2011 / Lee Han > Punch is not a blockbuster. It’s about a poor high school kid growing up with a disabled father hellbent on dancing at a cabaret. It’s about mothers and being an outsider in a closed off world. It’s about fathers and sons and teachers and students. Most importantly, it’s about knowing that one cannot separate all these, that in the evermore complicated world we live in, everything converges at once, and we must learn to find solace in such traffic. And yet, maybe that’s why the film sold 5.3 million tickets in South Korea (or a tenth of the population). In every aspect of the film, there’s something to identify with. And while Punch isn’t glossy, Lee’s direction has shadows of Ozu’s Floating Weeds in its relatively gentle approach to otherwise serious matters.

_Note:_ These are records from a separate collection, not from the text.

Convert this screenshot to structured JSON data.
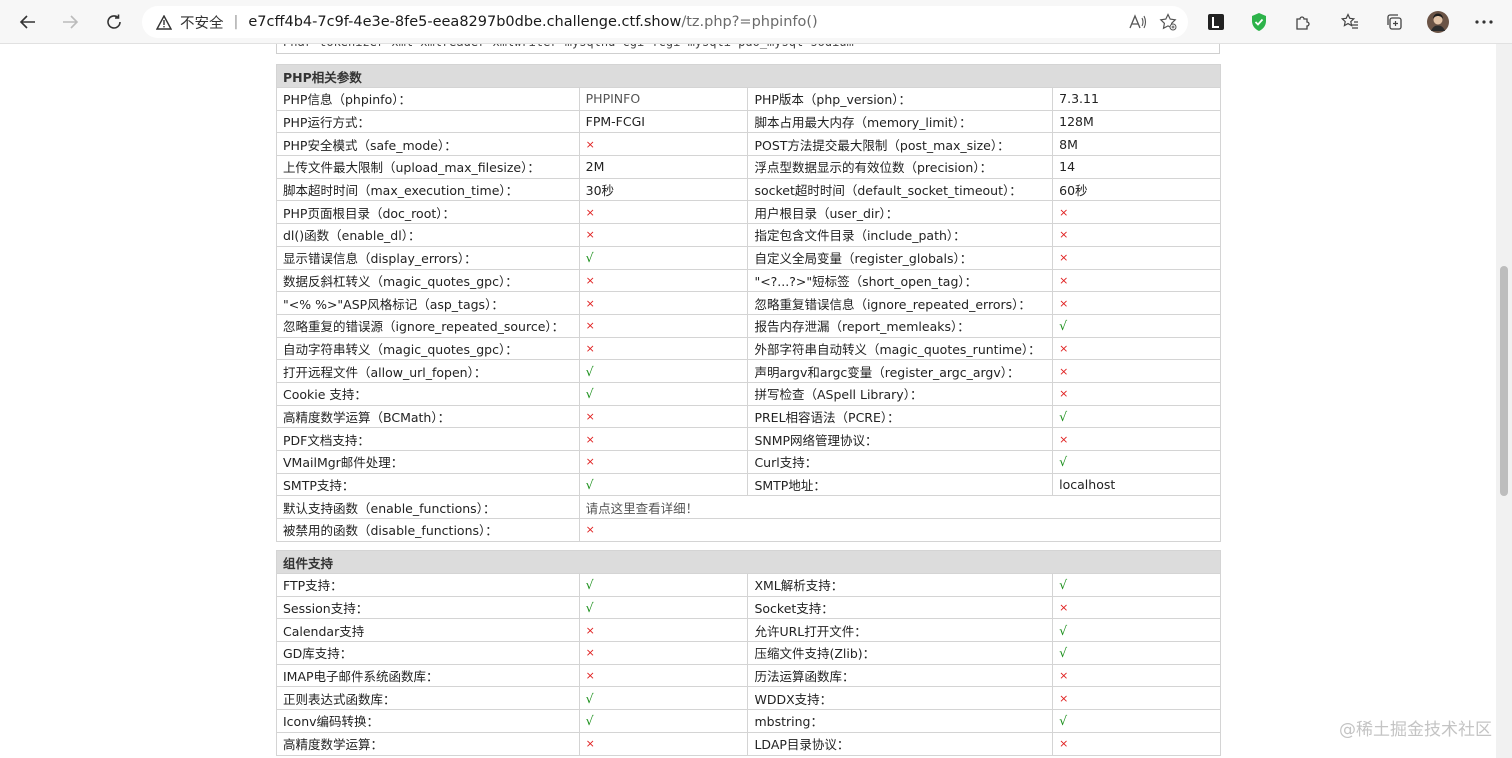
{
  "browser": {
    "security_label": "不安全",
    "url_host": "e7cff4b4-7c9f-4e3e-8fe5-eea8297b0dbe.challenge.ctf.show",
    "url_path": "/tz.php?=phpinfo()"
  },
  "page": {
    "cutoff_text": "Phar  tokenizer  xml  xmlreader  xmlwriter  mysqlnd  cgi-fcgi  mysqli  pdo_mysql  sodium",
    "watermark": "@稀土掘金技术社区"
  },
  "php_params": {
    "title": "PHP相关参数",
    "rows": [
      [
        "PHP信息（phpinfo）：",
        "PHPINFO",
        "PHP版本（php_version）：",
        "7.3.11"
      ],
      [
        "PHP运行方式：",
        "FPM-FCGI",
        "脚本占用最大内存（memory_limit）：",
        "128M"
      ],
      [
        "PHP安全模式（safe_mode）：",
        "×",
        "POST方法提交最大限制（post_max_size）：",
        "8M"
      ],
      [
        "上传文件最大限制（upload_max_filesize）：",
        "2M",
        "浮点型数据显示的有效位数（precision）：",
        "14"
      ],
      [
        "脚本超时时间（max_execution_time）：",
        "30秒",
        "socket超时时间（default_socket_timeout）：",
        "60秒"
      ],
      [
        "PHP页面根目录（doc_root）：",
        "×",
        "用户根目录（user_dir）：",
        "×"
      ],
      [
        "dl()函数（enable_dl）：",
        "×",
        "指定包含文件目录（include_path）：",
        "×"
      ],
      [
        "显示错误信息（display_errors）：",
        "√",
        "自定义全局变量（register_globals）：",
        "×"
      ],
      [
        "数据反斜杠转义（magic_quotes_gpc）：",
        "×",
        "\"<?...?>\"短标签（short_open_tag）：",
        "×"
      ],
      [
        "\"<% %>\"ASP风格标记（asp_tags）：",
        "×",
        "忽略重复错误信息（ignore_repeated_errors）：",
        "×"
      ],
      [
        "忽略重复的错误源（ignore_repeated_source）：",
        "×",
        "报告内存泄漏（report_memleaks）：",
        "√"
      ],
      [
        "自动字符串转义（magic_quotes_gpc）：",
        "×",
        "外部字符串自动转义（magic_quotes_runtime）：",
        "×"
      ],
      [
        "打开远程文件（allow_url_fopen）：",
        "√",
        "声明argv和argc变量（register_argc_argv）：",
        "×"
      ],
      [
        "Cookie 支持：",
        "√",
        "拼写检查（ASpell Library）：",
        "×"
      ],
      [
        "高精度数学运算（BCMath）：",
        "×",
        "PREL相容语法（PCRE）：",
        "√"
      ],
      [
        "PDF文档支持：",
        "×",
        "SNMP网络管理协议：",
        "×"
      ],
      [
        "VMailMgr邮件处理：",
        "×",
        "Curl支持：",
        "√"
      ],
      [
        "SMTP支持：",
        "√",
        "SMTP地址：",
        "localhost"
      ]
    ],
    "enable_functions_label": "默认支持函数（enable_functions）：",
    "enable_functions_link": "请点这里查看详细！",
    "disable_functions_label": "被禁用的函数（disable_functions）：",
    "disable_functions_value": "×"
  },
  "components": {
    "title": "组件支持",
    "rows": [
      [
        "FTP支持：",
        "√",
        "XML解析支持：",
        "√"
      ],
      [
        "Session支持：",
        "√",
        "Socket支持：",
        "×"
      ],
      [
        "Calendar支持",
        "×",
        "允许URL打开文件：",
        "√"
      ],
      [
        "GD库支持：",
        "×",
        "压缩文件支持(Zlib)：",
        "√"
      ],
      [
        "IMAP电子邮件系统函数库：",
        "×",
        "历法运算函数库：",
        "×"
      ],
      [
        "正则表达式函数库：",
        "√",
        "WDDX支持：",
        "×"
      ],
      [
        "Iconv编码转换：",
        "√",
        "mbstring：",
        "√"
      ],
      [
        "高精度数学运算：",
        "×",
        "LDAP目录协议：",
        "×"
      ]
    ]
  }
}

Centered around a subdued effort by Yoo Ah-in, who himself was a drop out and rose through the ranks as an independent actor, Punch successfully converges the aforementioned topics into a calming, enjoyable piece of work that touches upon, most interestingly but within respectable context, the institution of international marriage. Wan-deuk, the film’s Korean namesake, discovers that his mother is Filipino. Combined with a hunchbacked father, the duo is a troubling mix for any teenager. Yet with the guidance of a teacher (who also happens to be his next door neighbour), he pushes through while learning some kickboxing along the way. At its weakest, it’s charming. At its strongest, Punch exposes a sizable majority of the Korean population to the optimistic end of broken homes. All this being said, it does one thing more…

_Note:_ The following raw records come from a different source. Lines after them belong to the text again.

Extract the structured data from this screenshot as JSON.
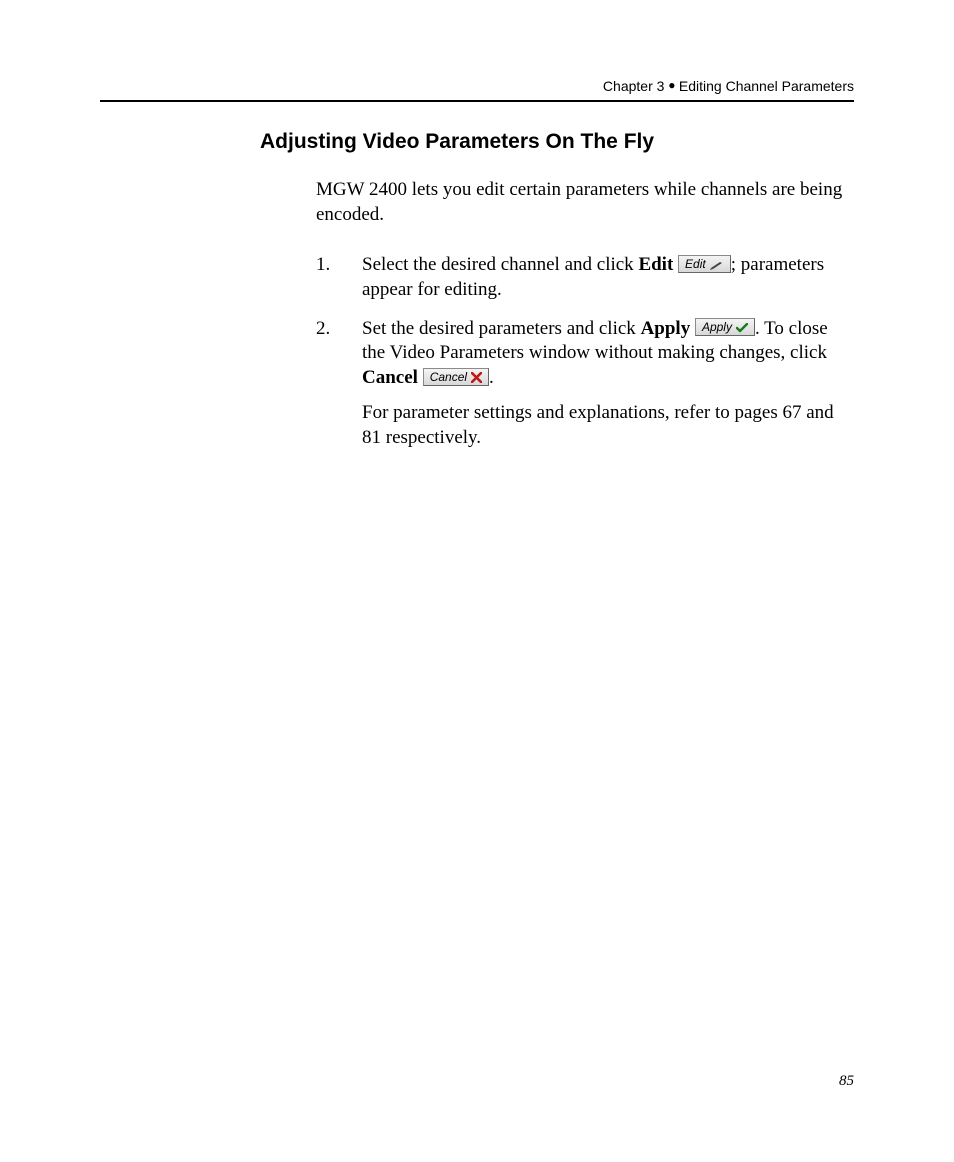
{
  "header": {
    "chapter_label": "Chapter 3",
    "chapter_title": "Editing Channel Parameters"
  },
  "section_title": "Adjusting Video Parameters On The Fly",
  "intro": "MGW 2400 lets you edit certain parameters while channels are being encoded.",
  "steps": {
    "s1": {
      "pre": "Select the desired channel and click ",
      "bold1": "Edit",
      "button_label": "Edit",
      "post": "; parameters appear for editing."
    },
    "s2": {
      "pre": "Set the desired parameters and click ",
      "bold1": "Apply",
      "apply_button_label": "Apply",
      "mid": ". To close the Video Parameters window without making changes, click ",
      "bold2": "Cancel",
      "cancel_button_label": "Cancel",
      "post": ".",
      "follow": "For parameter settings and explanations, refer to pages 67 and 81 respectively."
    }
  },
  "page_number": "85"
}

Choi Min-sik (Oldboy), Song Kang-ho (Memories of Murder) and Sol Kyung-gu (Peppermint Candy): For the last decade plus, these three have been the male triumvirate of Korean cinema. Their range, skill and ability to carry films even with minimal screentime have been a gift to moviegoers, but now we must work on adding a fourth: Kim Yun-seok. Active throughout the 2000s, Kim truly broke out as the morally melted cop-slash-pimp in Na Hong-jin’s The Chaser in 2008. He followed that up with a grinding, fearless performance in Na’s follow-up, The Yellow Sea, where he’s a Korean gangster from across the waters. And now comes his turn as an enigmatic teacher whose moral compass seems a bit off. It’s a role that’s vastly different from the hard-edged nature of his previously noted efforts, but it’s one that he owns. Yoo and Kim’s back-and-forth rapport is a joy to watch and keeps the film from becoming an out-and-out melodrama.

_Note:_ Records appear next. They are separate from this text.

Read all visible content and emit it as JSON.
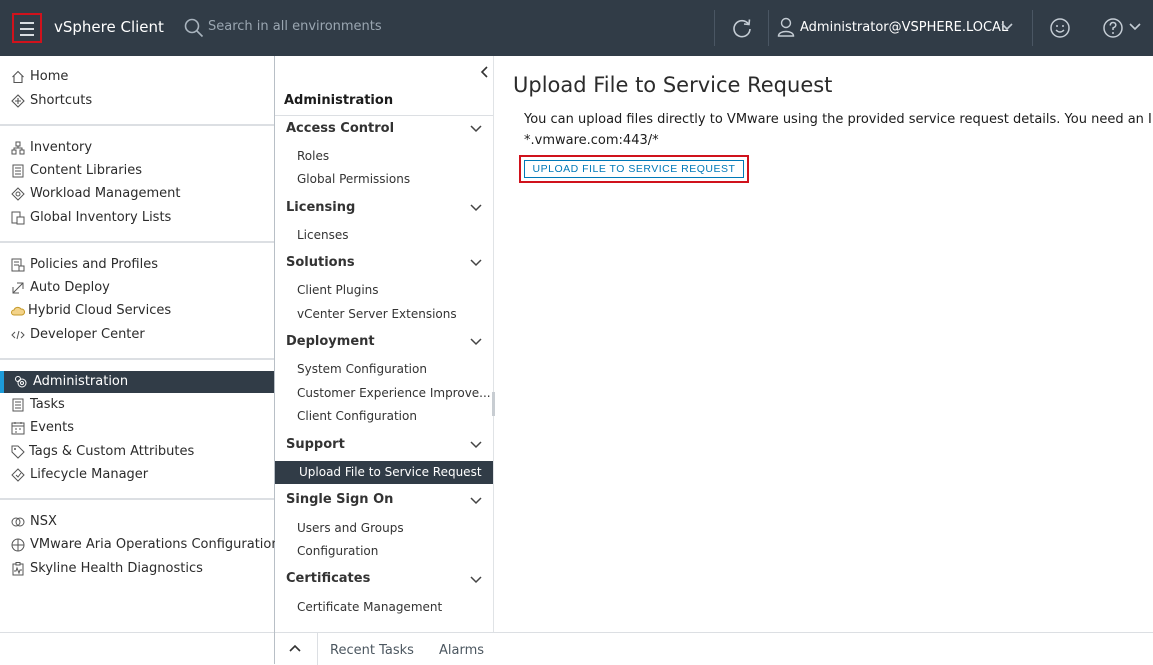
{
  "header": {
    "app_title": "vSphere Client",
    "search_placeholder": "Search in all environments",
    "user": "Administrator@VSPHERE.LOCAL"
  },
  "left_nav": {
    "items": [
      {
        "label": "Home",
        "icon": "home-icon"
      },
      {
        "label": "Shortcuts",
        "icon": "shortcuts-icon"
      },
      {
        "label": "Inventory",
        "icon": "inventory-icon"
      },
      {
        "label": "Content Libraries",
        "icon": "library-icon"
      },
      {
        "label": "Workload Management",
        "icon": "workload-icon"
      },
      {
        "label": "Global Inventory Lists",
        "icon": "global-inventory-icon"
      },
      {
        "label": "Policies and Profiles",
        "icon": "policies-icon"
      },
      {
        "label": "Auto Deploy",
        "icon": "auto-deploy-icon"
      },
      {
        "label": "Hybrid Cloud Services",
        "icon": "cloud-icon"
      },
      {
        "label": "Developer Center",
        "icon": "code-icon"
      },
      {
        "label": "Administration",
        "icon": "administration-icon",
        "active": true
      },
      {
        "label": "Tasks",
        "icon": "tasks-icon"
      },
      {
        "label": "Events",
        "icon": "events-icon"
      },
      {
        "label": "Tags & Custom Attributes",
        "icon": "tag-icon"
      },
      {
        "label": "Lifecycle Manager",
        "icon": "lifecycle-icon"
      },
      {
        "label": "NSX",
        "icon": "nsx-icon"
      },
      {
        "label": "VMware Aria Operations Configuration",
        "icon": "aria-icon"
      },
      {
        "label": "Skyline Health Diagnostics",
        "icon": "skyline-icon"
      }
    ]
  },
  "admin_panel": {
    "title": "Administration",
    "sections": [
      {
        "label": "Access Control",
        "items": [
          "Roles",
          "Global Permissions"
        ]
      },
      {
        "label": "Licensing",
        "items": [
          "Licenses"
        ]
      },
      {
        "label": "Solutions",
        "items": [
          "Client Plugins",
          "vCenter Server Extensions"
        ]
      },
      {
        "label": "Deployment",
        "items": [
          "System Configuration",
          "Customer Experience Improve...",
          "Client Configuration"
        ]
      },
      {
        "label": "Support",
        "items": [
          "Upload File to Service Request"
        ]
      },
      {
        "label": "Single Sign On",
        "items": [
          "Users and Groups",
          "Configuration"
        ]
      },
      {
        "label": "Certificates",
        "items": [
          "Certificate Management"
        ]
      }
    ]
  },
  "main": {
    "title": "Upload File to Service Request",
    "description_line1": "You can upload files directly to VMware using the provided service request details. You need an Internet",
    "description_line2": "*.vmware.com:443/*",
    "upload_button": "UPLOAD FILE TO SERVICE REQUEST"
  },
  "bottom_bar": {
    "recent_tasks": "Recent Tasks",
    "alarms": "Alarms"
  },
  "colors": {
    "header_bg": "#313c47",
    "accent_blue": "#0079b8",
    "highlight_red": "#d0121c",
    "active_bar": "#1d9bd9"
  }
}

To fully capture the impact of Punch in the Korean mindset, it should been noted that Filipino immigrant Jasmine Lee, who plays Wan-deuk’s mother, has been shortlisted by the majority-controlling Saenuri Party as a potential candidate. Whether this is smoke and fog doesn’t matter. The fact that this is even a possibility is significant in Korean culture and politics and speaks to the impact of the film.